Pompeo announced the February summit in Poland earlier Friday, as he continued a regional tour aimed at reassuring US allies after President Donald Trump’s shock decision to withdraw all American troops from Syria, which sparked concerns that Iran’s influence could grow. US officials said Friday that the withdrawal had now begun.
“We’ll bring together dozens of countries from all around the world,” Pompeo told Fox News, unveiling the conference.
The participants will “focus on Middle East stability and peace and freedom and security here in this region, and that includes an important element of making sure that Iran is not a destabilizing influence,” the top US diplomat said.
Iran’s foreign minister later criticized the event.
“Reminder to host/participants of anti-Iran conference: those who attended last US anti-Iran show are either dead, disgraced, or marginalized. And Iran is stronger than ever,” Mohammad Javad Zarif wrote in a Twitter post that included a photograph from the 1996 “Summit of Peacemakers” in Sharm el Sheikh in Egypt.
The photo showed Jordan’s King Hussein, Israeli Prime Minister Shimon Peres, US President Bill Clinton, Egyptian President Hosni Mubarak, Russian President Boris Yeltsin and Palestinian leader Yasser Arafat, among other world leaders.
Reminder to host/participants of anti-Iran conference: those who attended last US anti-Iran show are either dead, disgraced, or marginalized. And Iran is stronger than ever.
Polish Govt can't wash the shame: while Iran saved Poles in WWII, it now hosts desperate anti-Iran circus. pic.twitter.com/iOOvhgtUsL— Javad Zarif (@JZarif) January 11, 2019
Zarif also took aim at Poland for hosting the summit in light of Iran’s hosting of Polish refugees during World War II.
“Polish Govt can’t wash the shame: while Iran saved Poles in WWII, it now hosts desperate anti-Iran circus,” he said.
The event will take place on February 13 and 14.
Pompeo brought the Trump administration’s anti-Iran message to Gulf Arab states on Friday as he continued his nine-nation tour of the Middle East.
He was traveling to Bahrain and the United Arab Emirates, where he will call for increasing pressure on Iran and push for unity among Gulf neighbors still embroiled in a festering dispute with Qatar. He’ll also be promoting a US-backed initiative to form what some have termed an “Arab NATO” that would bring the region together in a military alliance to counter threats from Iran.
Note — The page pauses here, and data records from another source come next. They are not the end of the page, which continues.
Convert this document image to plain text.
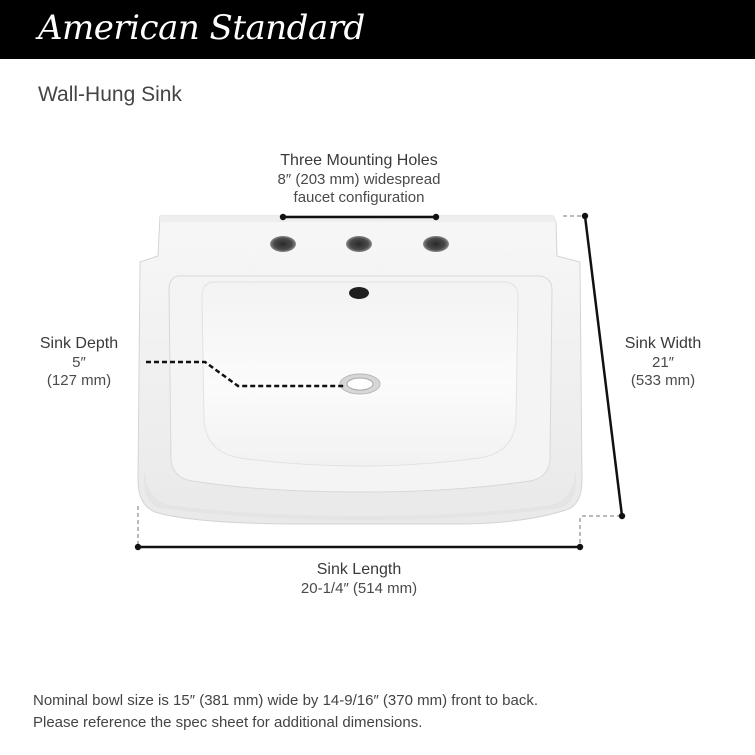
American Standard
Wall-Hung Sink
Three Mounting Holes
8″ (203 mm) widespread
faucet configuration
Sink Depth
5″
(127 mm)
Sink Width
21″
(533 mm)
Sink Length
20-1/4″ (514 mm)
Nominal bowl size is 15″ (381 mm) wide by 14-9/16″ (370 mm) front to back.
Please reference the spec sheet for additional dimensions.
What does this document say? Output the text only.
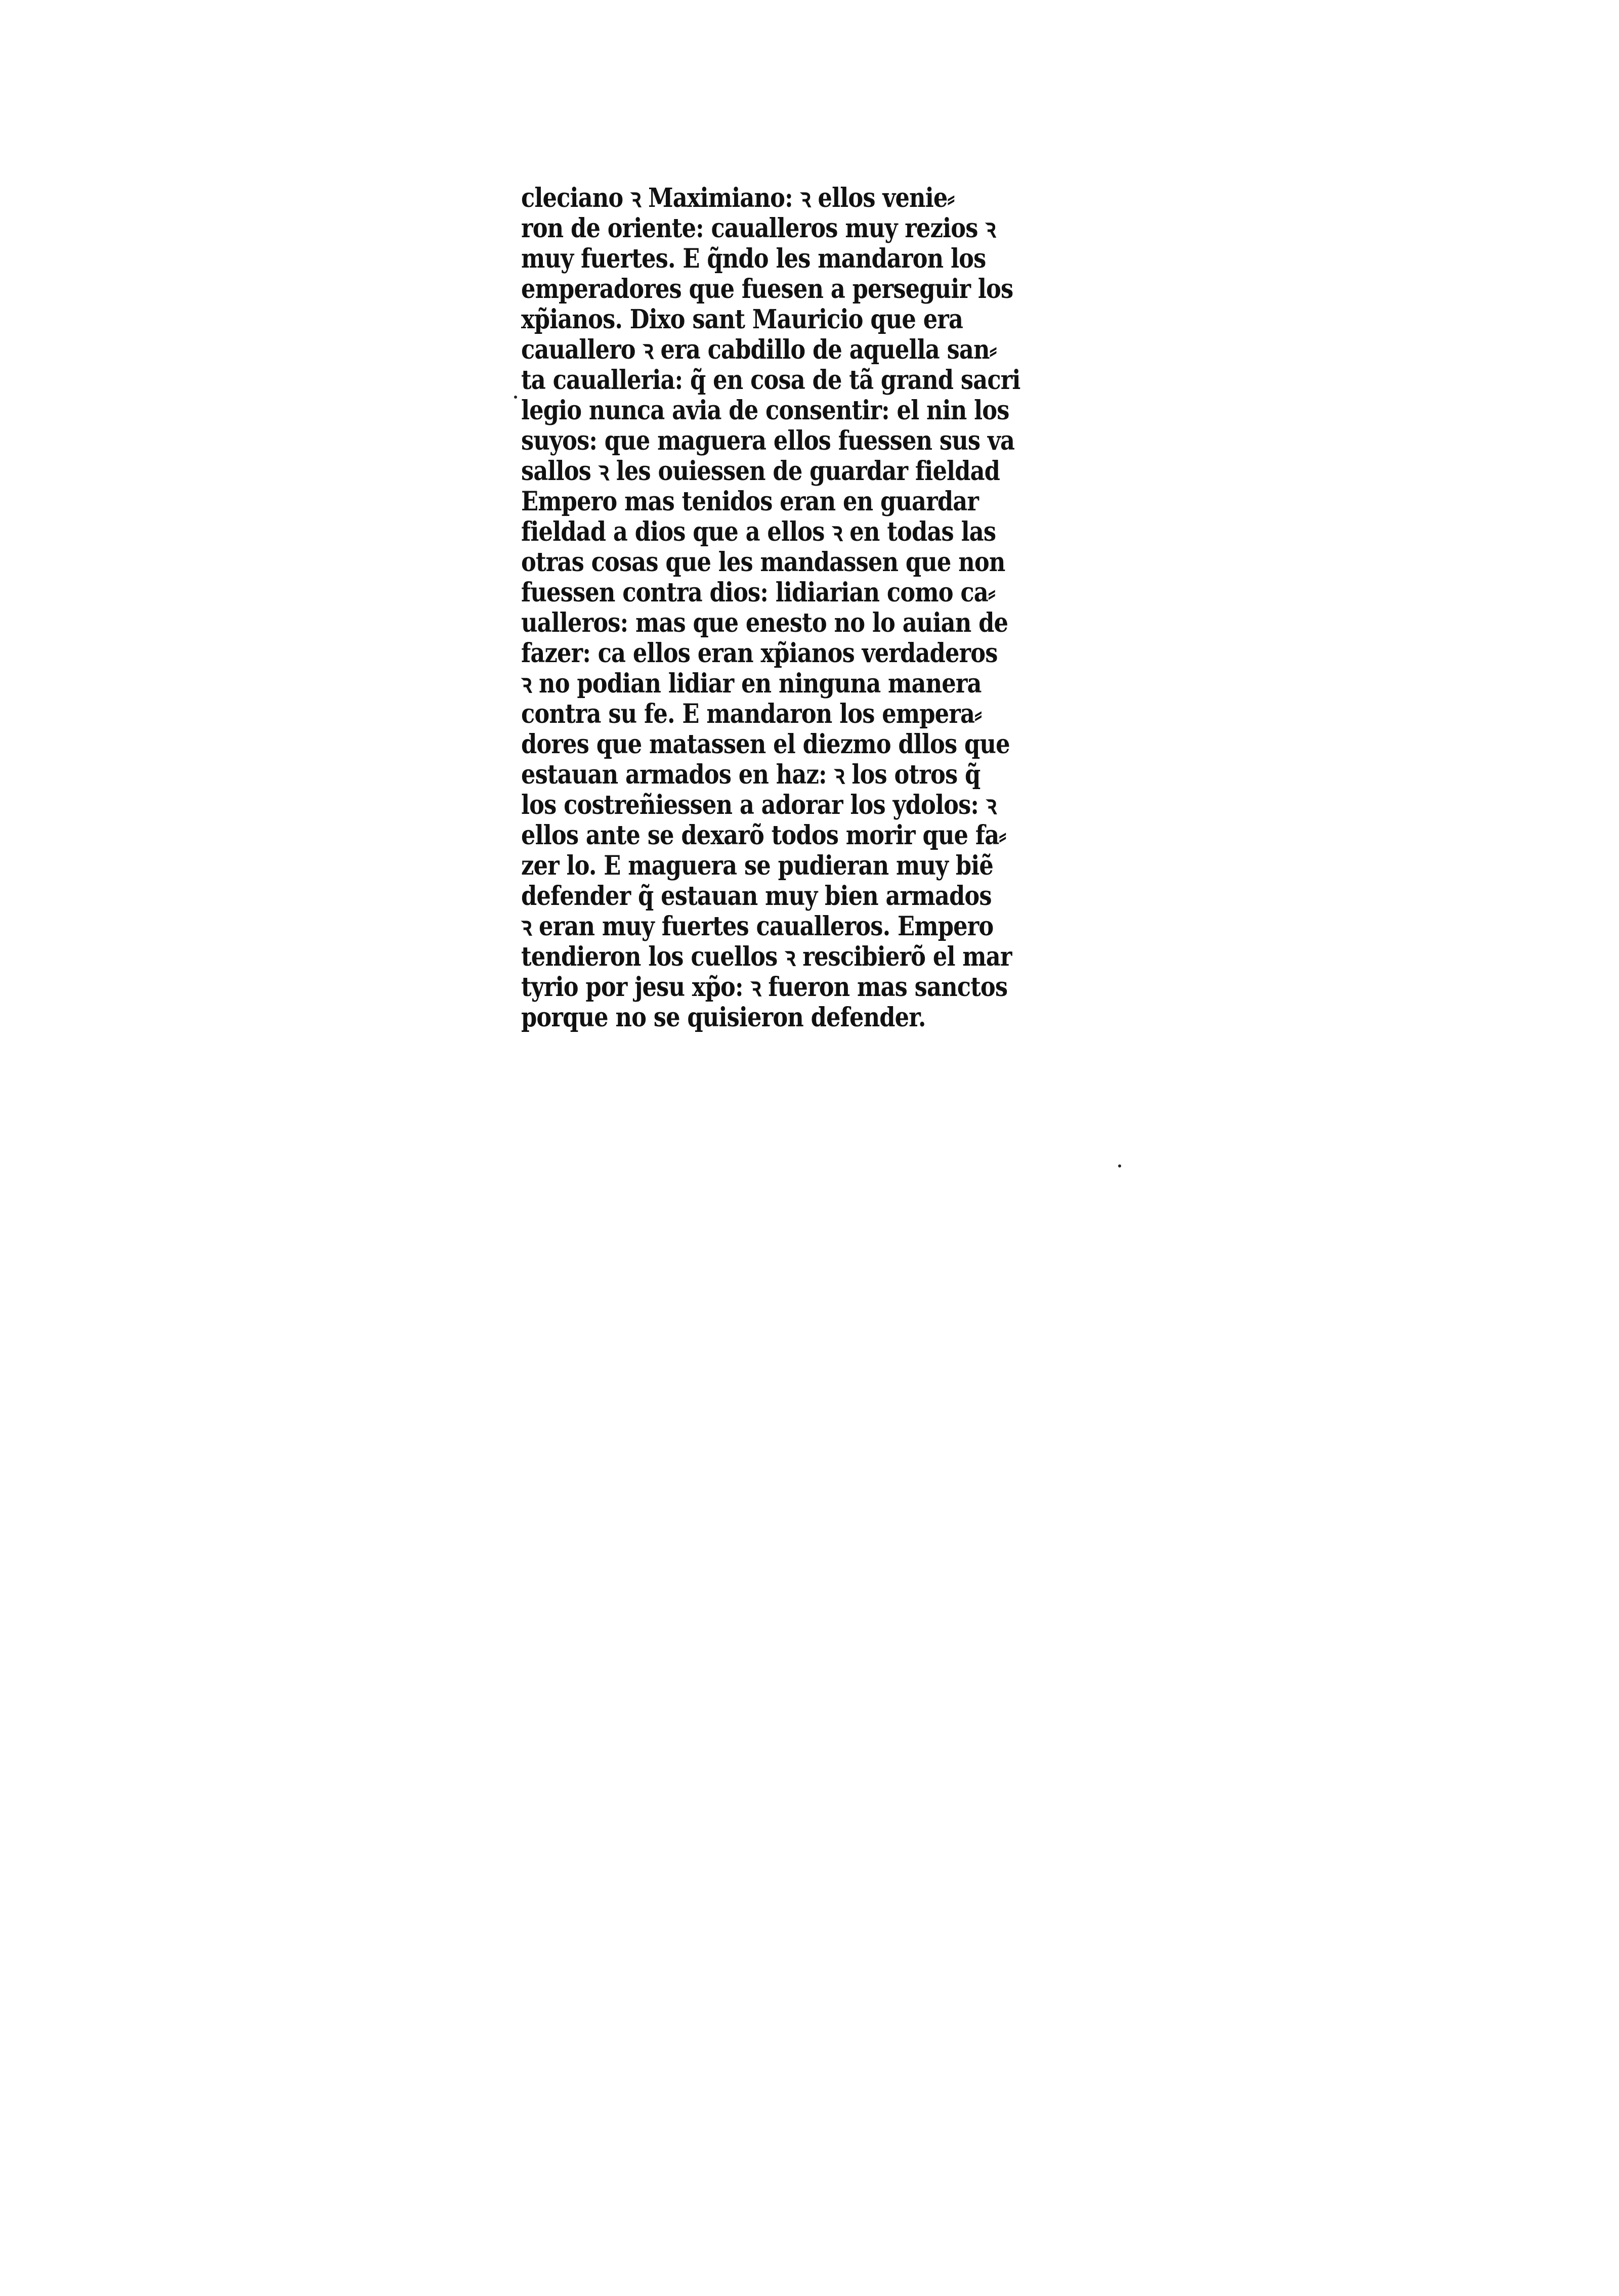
cleciano ꝛ Maximiano: ꝛ ellos venie⸗
ron de oriente: caualleros muy rezios ꝛ
muy fuertes. E q̃ndo les mandaron los
emperadores que fuesen a perseguir los
xp̃ianos. Dixo sant Mauricio que era
cauallero ꝛ era cabdillo de aquella san⸗
ta caualleria: q̃ en cosa de tã grand sacri
legio nunca avia de consentir: el nin los
suyos: que maguera ellos fuessen sus va
sallos ꝛ les ouiessen de guardar fieldad
Empero mas tenidos eran en guardar
fieldad a dios que a ellos ꝛ en todas las
otras cosas que les mandassen que non
fuessen contra dios: lidiarian como ca⸗
ualleros: mas que enesto no lo auian de
fazer: ca ellos eran xp̃ianos verdaderos
ꝛ no podian lidiar en ninguna manera
contra su fe. E mandaron los empera⸗
dores que matassen el diezmo dllos que
estauan armados en haz: ꝛ los otros q̃
los costreñiessen a adorar los ydolos: ꝛ
ellos ante se dexarõ todos morir que fa⸗
zer lo. E maguera se pudieran muy biẽ
defender q̃ estauan muy bien armados
ꝛ eran muy fuertes caualleros. Empero
tendieron los cuellos ꝛ rescibierõ el mar
tyrio por jesu xp̃o: ꝛ fueron mas sanctos
porque no se quisieron defender.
In Bahrain, the UAE and later Qatar, Saudi Arabia, Oman and Kuwait, Pompeo will also be making the case as he did on previous stops in Jordan, Iraq and Egypt that Trump’s decision to pull US troops from Syria is not a sign Washington is retreating from the fight against the Islamic State group.
Pompeo kicked off the Gulf portion of his tour after a stop in Cairo, where he delivered a scathing rebuke of former president Barack Obama’s Middle East policies that Obama had outlined in a 2009 address to the Arab and broader Muslim world.
In a speech entitled “A Force for Good: America’s Reinvigorated Role in the Middle East,” Pompeo accused the former president of “misguided” thinking that diminished America’s role in the region while harming its longtime friends and emboldening Iran.
Pompeo blamed the previous administration’s approach to the Mideast for the ills that consume it now, particularly the rise of the Islamic State group in Iraq and Syria and Iran’s increasing assertiveness, which he said was a direct result of sanctions relief, since rescinded by the Trump administration, granted to it under the 2015 nuclear deal.
Since withdrawing from the nuclear deal last year, the administration has steadily ratcheted up pressure on Tehran and routinely accuses the nation of being the most destabilizing influence in the region. It has vowed to increase the pressure until Iran halts what US officials describe as its “malign activities” throughout the Mideast and elsewhere, including support for rebels in Yemen, anti-Israel groups, and Syrian President Bashar Assad.